Known for elegant wines that combine power and finesse, Carneros is set in the rolling hills that straddle the southernmost parts of both Sonoma and Napa counties. Its close proximity to the San Francisco Peninsula and the San Pablo Bay is instrumental in controlling the climate of the area. The winds from the San Pablo Bay create a cooling effect ideal for producing wines with crisp acidity and balanced flavors.
This cooler pocket of California lends itself to growing Pinot Noir and Chardonnay, and more recently, Old-World style Syrah. While more delicate than most wines from neighboring regions, these are firmly structured, complex, and full of flavor. Carneros is also an important source of sparkling wines made in the style of Champagne.
One of the most popular and versatile white wine grapes, Chardonnay offers a wide range of flavors and styles depending on where it’s grown and how it’s made. In Burgundy, Chardonnay produces some of the finest white wines in the world, typically tending towards minimal intervention in the winery and at its best resulting in remarkable longevity. This grape is popular throughout the world, but perhaps its second most important home is in California, where both oaky, buttery styles and leaner, European-inspired wines enjoy great popularity. Oregon, Australia, South America, South Africa, and New Zealand are also significant producers of Chardonnay.
In the Glass
When planted on cool sites, Chardonnay’s flavors tend towards grapefruit, green apple, minerals, and white stone fruit, while warmer locations coax out richer, more tropical flavors of fig, melon, and pineapple. Oak can add notes of vanilla, coconut, and spice (as well as texture), while malolactic fermentation can impart soft, buttery acidity.
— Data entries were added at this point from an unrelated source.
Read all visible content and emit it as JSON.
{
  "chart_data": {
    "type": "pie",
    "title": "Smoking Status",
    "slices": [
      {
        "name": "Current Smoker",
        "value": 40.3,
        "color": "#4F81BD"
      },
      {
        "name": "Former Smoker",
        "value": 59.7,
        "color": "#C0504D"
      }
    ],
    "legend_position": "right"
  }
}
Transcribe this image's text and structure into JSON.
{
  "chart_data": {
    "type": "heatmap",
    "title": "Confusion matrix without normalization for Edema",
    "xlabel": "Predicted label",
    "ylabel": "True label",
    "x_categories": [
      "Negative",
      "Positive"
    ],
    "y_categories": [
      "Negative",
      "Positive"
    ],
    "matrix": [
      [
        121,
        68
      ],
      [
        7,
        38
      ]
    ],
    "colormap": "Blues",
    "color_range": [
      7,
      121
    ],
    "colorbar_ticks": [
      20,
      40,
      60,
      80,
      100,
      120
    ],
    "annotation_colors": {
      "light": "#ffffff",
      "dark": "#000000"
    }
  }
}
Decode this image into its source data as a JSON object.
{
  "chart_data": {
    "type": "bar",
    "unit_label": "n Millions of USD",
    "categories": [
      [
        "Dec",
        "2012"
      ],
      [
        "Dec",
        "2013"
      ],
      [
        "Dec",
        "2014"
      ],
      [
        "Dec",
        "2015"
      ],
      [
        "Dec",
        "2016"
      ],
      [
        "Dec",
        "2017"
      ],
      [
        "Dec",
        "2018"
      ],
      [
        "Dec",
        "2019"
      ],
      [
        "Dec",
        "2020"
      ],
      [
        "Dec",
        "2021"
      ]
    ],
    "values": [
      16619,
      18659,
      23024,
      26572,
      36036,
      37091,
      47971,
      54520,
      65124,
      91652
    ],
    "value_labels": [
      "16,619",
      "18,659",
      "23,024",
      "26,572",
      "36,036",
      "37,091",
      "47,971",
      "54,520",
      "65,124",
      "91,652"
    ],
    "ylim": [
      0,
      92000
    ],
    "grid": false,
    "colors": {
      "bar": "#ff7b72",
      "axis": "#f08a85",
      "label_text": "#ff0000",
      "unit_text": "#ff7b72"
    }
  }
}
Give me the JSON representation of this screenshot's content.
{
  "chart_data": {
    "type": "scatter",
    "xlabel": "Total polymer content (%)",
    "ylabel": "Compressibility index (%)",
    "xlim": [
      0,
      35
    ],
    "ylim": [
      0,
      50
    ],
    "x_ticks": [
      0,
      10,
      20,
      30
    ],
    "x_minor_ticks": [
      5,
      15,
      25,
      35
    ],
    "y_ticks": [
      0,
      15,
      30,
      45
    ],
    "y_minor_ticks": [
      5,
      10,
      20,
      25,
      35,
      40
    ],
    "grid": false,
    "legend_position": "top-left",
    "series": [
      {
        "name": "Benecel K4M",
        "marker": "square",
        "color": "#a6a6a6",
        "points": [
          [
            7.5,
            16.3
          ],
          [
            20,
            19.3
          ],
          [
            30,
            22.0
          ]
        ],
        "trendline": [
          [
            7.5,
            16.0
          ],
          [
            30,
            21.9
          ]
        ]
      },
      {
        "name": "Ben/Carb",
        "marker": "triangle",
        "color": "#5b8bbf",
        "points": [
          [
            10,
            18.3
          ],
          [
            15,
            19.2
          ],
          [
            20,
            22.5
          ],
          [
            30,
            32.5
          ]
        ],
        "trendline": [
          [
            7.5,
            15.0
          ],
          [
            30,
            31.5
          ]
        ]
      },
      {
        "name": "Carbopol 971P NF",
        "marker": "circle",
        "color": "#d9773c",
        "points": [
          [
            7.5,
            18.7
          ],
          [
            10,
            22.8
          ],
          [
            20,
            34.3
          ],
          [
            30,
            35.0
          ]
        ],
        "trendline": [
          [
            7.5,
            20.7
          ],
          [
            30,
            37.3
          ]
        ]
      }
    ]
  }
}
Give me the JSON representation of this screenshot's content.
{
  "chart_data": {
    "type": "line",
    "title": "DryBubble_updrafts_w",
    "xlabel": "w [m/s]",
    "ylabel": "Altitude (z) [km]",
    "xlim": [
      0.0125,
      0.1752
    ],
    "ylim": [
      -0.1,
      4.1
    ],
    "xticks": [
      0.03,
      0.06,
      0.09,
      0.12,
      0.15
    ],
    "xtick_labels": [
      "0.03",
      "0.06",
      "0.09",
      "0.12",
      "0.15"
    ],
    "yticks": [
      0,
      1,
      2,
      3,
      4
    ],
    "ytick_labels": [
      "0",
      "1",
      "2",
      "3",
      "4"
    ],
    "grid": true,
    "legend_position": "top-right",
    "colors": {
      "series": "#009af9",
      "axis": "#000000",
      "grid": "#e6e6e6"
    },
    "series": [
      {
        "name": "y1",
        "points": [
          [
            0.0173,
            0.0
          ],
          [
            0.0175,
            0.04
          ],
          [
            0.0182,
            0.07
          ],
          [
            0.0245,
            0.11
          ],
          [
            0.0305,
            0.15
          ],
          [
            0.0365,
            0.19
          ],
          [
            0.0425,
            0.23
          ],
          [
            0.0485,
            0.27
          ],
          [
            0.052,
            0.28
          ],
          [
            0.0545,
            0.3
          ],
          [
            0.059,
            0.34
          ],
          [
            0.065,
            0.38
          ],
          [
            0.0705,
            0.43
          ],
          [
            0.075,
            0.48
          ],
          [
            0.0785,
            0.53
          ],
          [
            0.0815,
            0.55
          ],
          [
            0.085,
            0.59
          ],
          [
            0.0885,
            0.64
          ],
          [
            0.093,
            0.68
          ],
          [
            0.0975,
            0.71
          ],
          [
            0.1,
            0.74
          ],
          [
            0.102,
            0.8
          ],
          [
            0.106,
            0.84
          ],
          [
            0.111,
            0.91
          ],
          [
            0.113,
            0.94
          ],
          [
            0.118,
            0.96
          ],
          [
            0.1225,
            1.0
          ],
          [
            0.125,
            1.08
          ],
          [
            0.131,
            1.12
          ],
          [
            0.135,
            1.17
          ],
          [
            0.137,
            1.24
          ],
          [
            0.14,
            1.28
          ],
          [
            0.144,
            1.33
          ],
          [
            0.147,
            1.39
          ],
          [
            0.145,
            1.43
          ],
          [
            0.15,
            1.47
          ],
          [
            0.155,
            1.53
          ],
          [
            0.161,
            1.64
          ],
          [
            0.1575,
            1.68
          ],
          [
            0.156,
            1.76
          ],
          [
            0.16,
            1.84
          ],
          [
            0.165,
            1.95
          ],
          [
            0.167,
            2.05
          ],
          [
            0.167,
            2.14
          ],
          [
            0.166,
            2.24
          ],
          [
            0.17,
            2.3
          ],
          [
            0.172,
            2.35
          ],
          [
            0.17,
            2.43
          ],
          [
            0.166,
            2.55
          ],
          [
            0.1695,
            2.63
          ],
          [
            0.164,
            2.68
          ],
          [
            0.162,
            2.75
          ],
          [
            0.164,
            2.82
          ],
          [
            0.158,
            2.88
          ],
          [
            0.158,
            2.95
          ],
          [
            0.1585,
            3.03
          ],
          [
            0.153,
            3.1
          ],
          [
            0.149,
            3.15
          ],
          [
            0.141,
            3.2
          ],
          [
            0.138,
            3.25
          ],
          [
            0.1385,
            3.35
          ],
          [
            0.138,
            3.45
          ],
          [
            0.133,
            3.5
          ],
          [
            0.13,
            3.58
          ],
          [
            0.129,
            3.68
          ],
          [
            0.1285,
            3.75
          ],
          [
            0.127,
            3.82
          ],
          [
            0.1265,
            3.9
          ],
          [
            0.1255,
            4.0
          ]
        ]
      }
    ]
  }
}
Chardonnay is as versatile at the table as it is in the vineyard. The crisp, clean, Chablis-like styles go well with simple seafood, light chicken dishes, and salads. Richer Chardonnays marry well with cream or oil-based sauces.
Since the 1990s, big, oaky, buttery Chardonnays from California have enjoyed explosive popularity. More recently, the pendulum has begun to swing in the opposite direction, towards a clean, crisp style that rarely utilizes new oak. These Old-World style wines have been dubbed the “New California Chardonnays,” and anyone who claims they do not like Chardonnay should give them a try.